# Preparation

In [12]:
from Bio.PDB import *
from Bio.PDB import Chain
from Bio.PDB import Model
from Bio.PDB import Structure
from Bio.PDB.PDBIO import PDBIO
import biobb_structure_checking
import biobb_structure_checking.constants as cts
from biobb_structure_checking.structure_checking import StructureChecking

def chainCleaner(chain,chainID):
    cleanedChain = Chain.Chain(chainID)
    for i in chain.get_residues():
        if i.resname in {'ALA', 'CYS', 'ASP', 'GLU', 'PHE', 'GLY', 'HIS', 'ILE', 'LYS', 'LEU', 'MET', 'ASN', 'PRO', 'GLN', 'ARG', 'SER', 'THR', 'VAL', 'TRP', 'TYR'}:
            cleanedChain.add(i)
    return(cleanedChain)


parser = PDBParser(get_header=True,QUIET=True)
structure=parser.get_structure("6m0j","6m0j.pdb")

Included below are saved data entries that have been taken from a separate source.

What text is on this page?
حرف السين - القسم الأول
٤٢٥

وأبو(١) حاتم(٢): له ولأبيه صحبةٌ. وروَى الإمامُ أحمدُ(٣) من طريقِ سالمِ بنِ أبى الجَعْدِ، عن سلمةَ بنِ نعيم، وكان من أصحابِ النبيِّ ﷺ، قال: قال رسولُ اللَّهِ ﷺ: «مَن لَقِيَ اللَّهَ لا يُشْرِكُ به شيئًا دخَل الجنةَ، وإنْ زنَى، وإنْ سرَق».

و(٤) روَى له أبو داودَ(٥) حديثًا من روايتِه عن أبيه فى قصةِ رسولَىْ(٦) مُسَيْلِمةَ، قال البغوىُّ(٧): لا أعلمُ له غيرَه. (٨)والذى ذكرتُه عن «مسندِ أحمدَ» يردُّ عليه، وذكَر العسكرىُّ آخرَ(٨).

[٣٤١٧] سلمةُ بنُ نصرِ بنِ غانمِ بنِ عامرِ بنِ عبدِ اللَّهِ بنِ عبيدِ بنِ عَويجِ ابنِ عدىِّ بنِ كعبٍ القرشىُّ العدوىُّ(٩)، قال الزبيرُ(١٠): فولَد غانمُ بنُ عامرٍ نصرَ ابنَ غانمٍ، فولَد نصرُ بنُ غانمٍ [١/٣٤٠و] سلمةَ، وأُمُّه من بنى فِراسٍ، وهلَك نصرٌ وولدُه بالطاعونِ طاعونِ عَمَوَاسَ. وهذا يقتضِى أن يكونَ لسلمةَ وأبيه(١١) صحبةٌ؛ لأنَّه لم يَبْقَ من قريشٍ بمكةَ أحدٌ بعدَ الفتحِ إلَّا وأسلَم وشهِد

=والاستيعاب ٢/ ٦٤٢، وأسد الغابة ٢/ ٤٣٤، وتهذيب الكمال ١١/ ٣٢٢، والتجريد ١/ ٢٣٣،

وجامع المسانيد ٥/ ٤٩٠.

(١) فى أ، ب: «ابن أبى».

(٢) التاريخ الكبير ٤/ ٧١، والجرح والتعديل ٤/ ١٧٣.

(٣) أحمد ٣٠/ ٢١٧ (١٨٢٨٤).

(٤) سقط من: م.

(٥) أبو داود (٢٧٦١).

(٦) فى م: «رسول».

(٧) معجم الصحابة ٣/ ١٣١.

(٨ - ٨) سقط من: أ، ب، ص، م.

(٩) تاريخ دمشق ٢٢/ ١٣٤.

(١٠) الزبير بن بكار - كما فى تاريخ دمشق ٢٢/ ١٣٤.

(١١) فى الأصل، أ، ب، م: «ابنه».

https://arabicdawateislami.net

unChainA = structure[0]["A"]
unChainE = structure[0]["E"]

clChainA= chainCleaner(unChainA,"A")
clChainE= chainCleaner(unChainE,"E")

pdbCreator=PDBIO()
clModel=Model.Model(0)
clStructure=Structure.Structure(0)
clModel.add(clChainA)
clModel.add(clChainE)
clStructure.add(clModel)
pdbCreator.set_structure(clStructure)
pdbCreator.save("cl_d6m0j.pdb")


base_dir_path=biobb_structure_checking.__path__[0]
base_path = ''

args = cts.set_defaults(base_dir_path,{'notebook':True})
args['input_structure_path'] = base_path + '6m0j.cif'
args['output_structure_path'] = base_path + '6m0j_fixed.pdb'
args['output_structure_path_charges'] = base_path + '6m0j_fixed.pdbqt'
args['input_structure_path'] = 'cl_d6m0j.pdb'
args['output_structure_path'] = 'cl_dm0j_fixed.pdb'
args['output_structure_path_charges'] = 'cl_d6m0j_fixed.pdbqt'
args['debug'] = False
args['verbose'] = False
#Added missing defaults
args['time_limit'] = 3600
args['nocache'] = False
args['copy_input'] = None
args['build_warnings'] = False
args['coords_only'] = False
args['overwrite'] = False
args['output_format'] = 'pdb'

st_c = StructureChecking(base_dir_path, args)

st_c.chiral()
st_c.fixside()
st_c.backbone('--fix_atoms All --fix_chain none --add_caps none')
st_c.add_hydrogen('auto')
st_c._save_structure("fixed_6m0j.pdb")

Structure cl_d6m0j.pdb loaded
 PDB id:  
 Title: 
 Experimental method: unknown
 Resolution (A): N.A.

 Num. models: 1
 Num. chains: 2 (A: Protein, E: Protein)
 Num. residues:  791
 Num. residues with ins. codes:  0
 Num. residues with H atoms: 0
 Num. HETATM residues:  0
 Num. ligands or modified residues:  0
 Num. water mol.:  0
 Num. atoms:  6406
Running chiral.
Found no residues with incorrect side-chain chirality
Running fixside.
Found no residues with missing or unknown side chain atoms
Running backbone. Options: --fix_atoms All --fix_chain none --add_caps none
Found 2 Residues with missing backbone atoms
 ASP A615   OXT
 GLY E526   OXT
No backbone breaks
No unexpected backbone links
Capping terminal ends
True terminal residues: A19,A615,E333,E526
No caps added
Fixing missing backbone atoms
Adding missing backbone atoms
ASP A615
  Adding new atom OXT
GLY E526
  Adding new atom OXT
Fixed 2 backbone atom(s)
Checking for steric clashes
No severe clashes detected
No apolar clashes de

'fixed_6m0j.pdb'

# Step 1

In [13]:
from Bio.PDB import PDBParser
from Bio.PDB import Structure

def calculate_distance(atom1, atom2):
    # Calculate the Euclidean distance between two atoms
    return atom1 - atom2

def find_interface_residues(chain1, chain2, distance_threshold):
    interface_residues_chain1 = set()
    interface_residues_chain2 = set()

    for residue1 in chain1:
        for atom1 in residue1:
            for residue2 in chain2:
                for atom2 in residue2:
                    distance = calculate_distance(atom1, atom2)
                    if distance < distance_threshold:
                        # Store a tuple with residue index and residue object
                        interface_residues_chain1.add((residue1.id[1], residue1))
                        interface_residues_chain2.add((residue2.id[1], residue2))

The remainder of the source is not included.